If you watched the May 2nd fight between Floyd Mayweather and Manny Pacquiao, you
probably feel slighted for spending your hard-earned money on watching two men in their mid-
thirties hug for twelve rounds. You may have also felt that the world is more than a little unfair
when the monetary results of the fight became public yesterday. Despite the fact that two men
generated nearly $600 million dollars in one day according to the Business Insider1, I’m here to
tell you why, at least through my experience, the fight wasn’t the monumental waste of time that
most of the general population thinks it was.
I go to a small liberal-arts college (monastery adjacent) and have fit in well with other
young people there who share my view that religion is a necessary ingredient to living a good
life. On the second night of May 2015, I was returning to my dorm from studying for finals when
I spotted a group of a hundred-or-so of my fellow students crammed into the front lobby of one
of the dorm buildings. My interest peaked, I stopped by to see what it was all about. As I forgot
that Las Vegas is in a different time zone than the one in which I live, I assumed that the
Pacquiao fight was already over. At any rate, I didn’t have the money to spend on the Pay-Per-
View event. However, the school had found it in their heart to purchase the fight for their
students’ enjoyment. Once the punches started to land, I realized that the room was
overwhelmingly in favor of the Pac-Man. I myself was rooting for the Filipino congressman in
the week leading up to the fight more because of what the man does in his personal life than
what he has done in the ring. That was also the reason why pretty much everyone else in the
room was rooting for him.
People filtered in and out of the building continuously during the fight. At one point, a
girl I’m friends with was making her way to the stairs. She looked around and dubiously asked,
“Why are you all so excited about nothing?” We weren’t excited over notthing. This fight, for us,
was about more than just watching the two best boxers in the world fight for an obscene amount
of money. It was about a contrast of morals clashing head-to-head in the ring. Manny Pacquiao
represented one of two things to us. He was either who were already spiritually or who we
wanted to be. When it was revealed that Manny lost at the end of the fight, a gloom was cast over
every single person in the room. Leaving the lobby for my own building, I heard two spectators
who had exited before me converse about the result of the match. The first young man said
something inaudible to which his companion replied, “I know, right?
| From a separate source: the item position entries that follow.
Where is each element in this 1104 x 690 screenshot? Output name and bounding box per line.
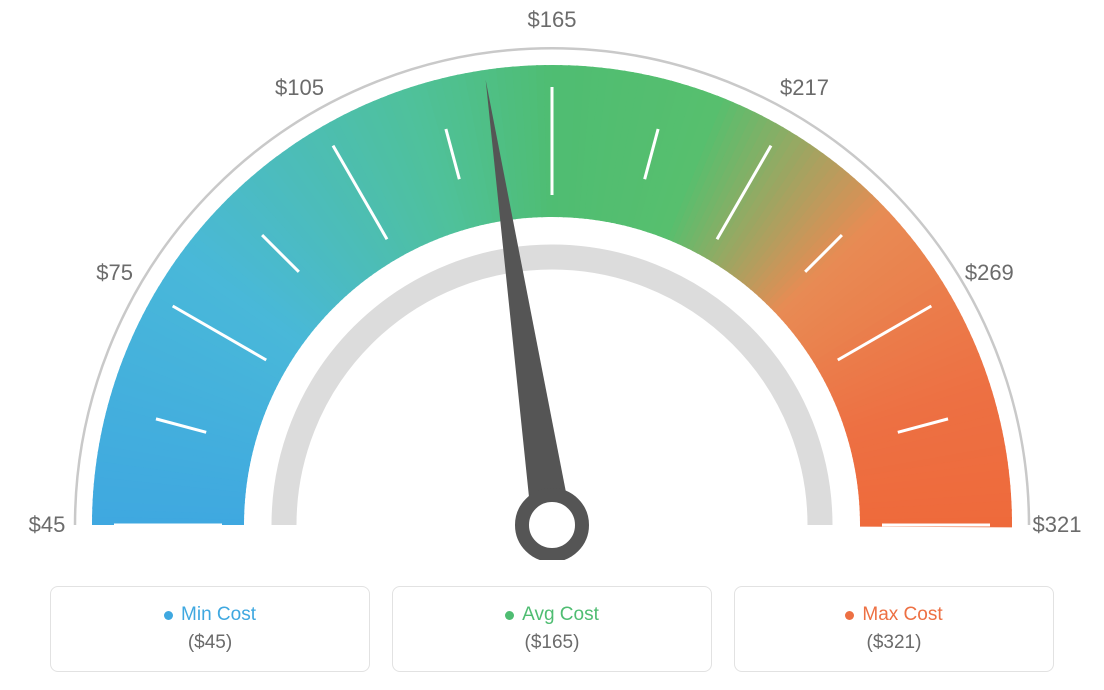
legend-dot-icon (845, 611, 854, 620)
legend-card: Max Cost ($321) (734, 586, 1054, 672)
legend-dot-icon (164, 611, 173, 620)
gauge-svg (0, 0, 1104, 560)
legend-value: ($45) (188, 632, 232, 654)
legend-title: Min Cost (164, 604, 256, 626)
legend-dot-icon (505, 611, 514, 620)
gauge-wrap: $45 $75 $105 $165 $217 $269 $321 (0, 0, 1104, 560)
gauge-tick-label: $321 (1033, 512, 1082, 538)
legend-title: Max Cost (845, 604, 942, 626)
cost-gauge-container: $45 $75 $105 $165 $217 $269 $321 Min Cost ($45)… (0, 0, 1104, 690)
legend-title-text: Avg Cost (522, 604, 599, 626)
legend-value: ($165) (525, 632, 580, 654)
legend-value: ($321) (867, 632, 922, 654)
legend-title-text: Max Cost (862, 604, 942, 626)
gauge-tick-label: $165 (528, 7, 577, 33)
gauge-tick-label: $269 (965, 260, 1014, 286)
gauge-tick-label: $45 (29, 512, 66, 538)
legend-title: Avg Cost (505, 604, 599, 626)
gauge-tick-label: $105 (275, 75, 324, 101)
legend-card: Avg Cost ($165) (392, 586, 712, 672)
legend-title-text: Min Cost (181, 604, 256, 626)
legend-row: Min Cost ($45) Avg Cost ($165) Max Cost ($321… (0, 586, 1104, 672)
legend-card: Min Cost ($45) (50, 586, 370, 672)
gauge-tick-label: $217 (780, 75, 829, 101)
gauge-needle-hub (522, 495, 582, 555)
gauge-tick-label: $75 (96, 260, 133, 286)
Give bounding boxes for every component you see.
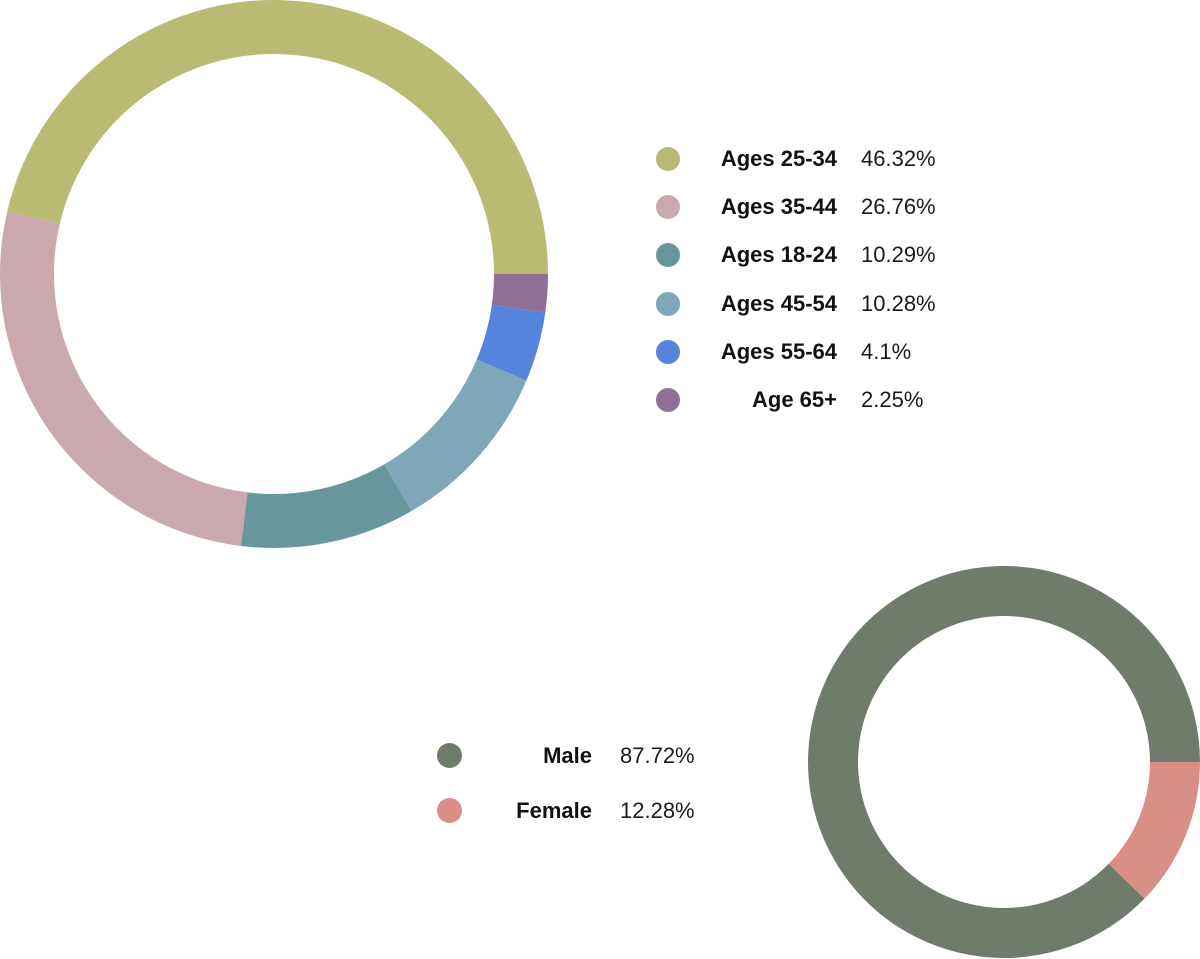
legend-swatch [437, 798, 462, 823]
legend-item-age-65-plus: Age 65+ 2.25% [656, 376, 936, 424]
age-legend: Ages 25-34 46.32% Ages 35-44 26.76% Ages… [656, 135, 936, 424]
legend-value: 10.29% [861, 242, 936, 268]
legend-label: Ages 35-44 [720, 194, 837, 220]
legend-swatch [656, 291, 680, 316]
legend-label: Ages 55-64 [720, 338, 837, 364]
legend-item-ages-18-24: Ages 18-24 10.29% [656, 231, 936, 279]
legend-label: Ages 45-54 [720, 290, 837, 316]
legend-label: Male [543, 742, 592, 768]
slice-ages-45-54 [384, 359, 527, 511]
gender-donut [808, 565, 1200, 959]
legend-item-ages-55-64: Ages 55-64 4.1% [656, 328, 936, 376]
legend-value: 4.1% [861, 338, 912, 364]
legend-value: 26.76% [861, 194, 936, 220]
legend-item-ages-35-44: Ages 35-44 26.76% [656, 183, 936, 231]
slice-ages-55-64 [476, 304, 546, 381]
slice-ages-35-44 [0, 211, 248, 547]
slice-ages-25-34 [7, 0, 548, 274]
legend-swatch [656, 147, 680, 172]
legend-value: 12.28% [620, 797, 695, 823]
legend-swatch [437, 743, 462, 768]
legend-item-female: Female 12.28% [437, 783, 695, 838]
legend-swatch [656, 195, 680, 220]
legend-label: Ages 18-24 [720, 242, 837, 268]
legend-swatch [656, 388, 680, 413]
legend-value: 10.28% [861, 290, 936, 316]
legend-label: Age 65+ [752, 387, 837, 413]
slice-female [1108, 762, 1200, 899]
legend-item-ages-45-54: Ages 45-54 10.28% [656, 280, 936, 328]
age-donut [0, 0, 548, 548]
legend-value: 2.25% [861, 387, 924, 413]
legend-swatch [656, 339, 680, 364]
legend-value: 87.72% [620, 742, 695, 768]
slice-male [808, 565, 1200, 959]
legend-label: Ages 25-34 [720, 146, 837, 172]
gender-legend: Male 87.72% Female 12.28% [437, 728, 695, 838]
legend-label: Female [516, 797, 592, 823]
slice-ages-18-24 [241, 464, 412, 548]
slice-age-65-plus [491, 274, 548, 313]
legend-swatch [656, 243, 680, 268]
legend-value: 46.32% [861, 146, 936, 172]
legend-item-male: Male 87.72% [437, 728, 695, 783]
legend-item-ages-25-34: Ages 25-34 46.32% [656, 135, 936, 183]
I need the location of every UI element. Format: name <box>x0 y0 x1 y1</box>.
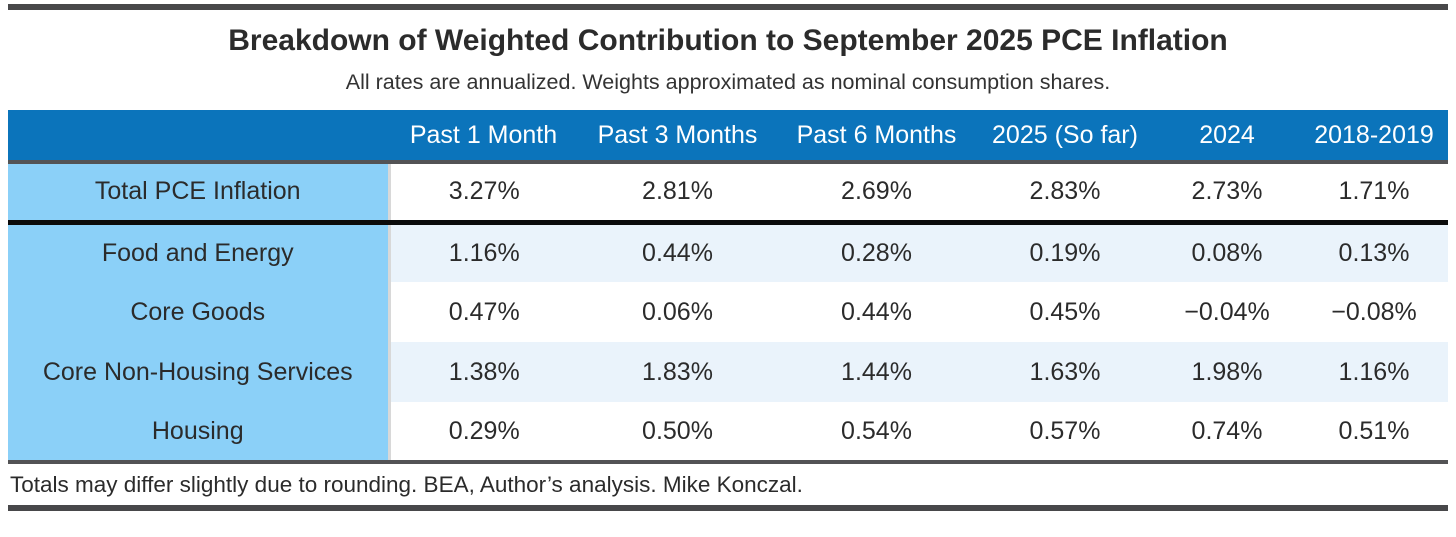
value-cell: 0.57% <box>976 402 1154 464</box>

Satan rules the world and
the bad guy wins again!” We want those who we identify with to win because it means that it is
possible for us to win as well.
Want to know who you really are inside? Research a celebrity or athlete that you
gravitate to and then research their life. Look at yourself in someone else’s mirror and you will
truly see who you are. As for me, I gravitated towards Manny Pacquiao because he is a family
man, a devout Christian, a Congressman, and a man who gives back to his community. I
personally want to be just like Manny Pacquiao. It’s the same reason that I root for Tim Tebow.
It’s the same reason that I am more likely to root for the underdog when I myself feel like an
underdog among underdogs. I hope that they win because one day I want to be able to win too.
I wasn’t aware of the dynamics of the student population at my college when I applied.
When I moved in, I didn’t know that I was attending a school full of young conservative
Christians. I fell backwards into my dream school because it felt right. My experience watching
the Mayweather/Pacquiao fight confirmed that my college was perfect for me during a time
when I wasn’t so sure that it was. That’s why the “Fight of the Century” wasn’t a monumental
waste of time for me. If you saw the fight, I want you to think back to what you felt while you
were watching it and how you felt when you walked away from the viewing party. If you have
the same retrospection of the fight as I do, and you don’t think that the match was worth your
time, reconsider it. In the right context, you might just be surprised at how much of a “waste” it
was.
- Gaines, Cork. “The Mayweather-Pacquiao Fight Numbers are in — They Shattered Expectations by Tens of Millions of Dollars”. In Business Insider. Accessed: 5/12/15.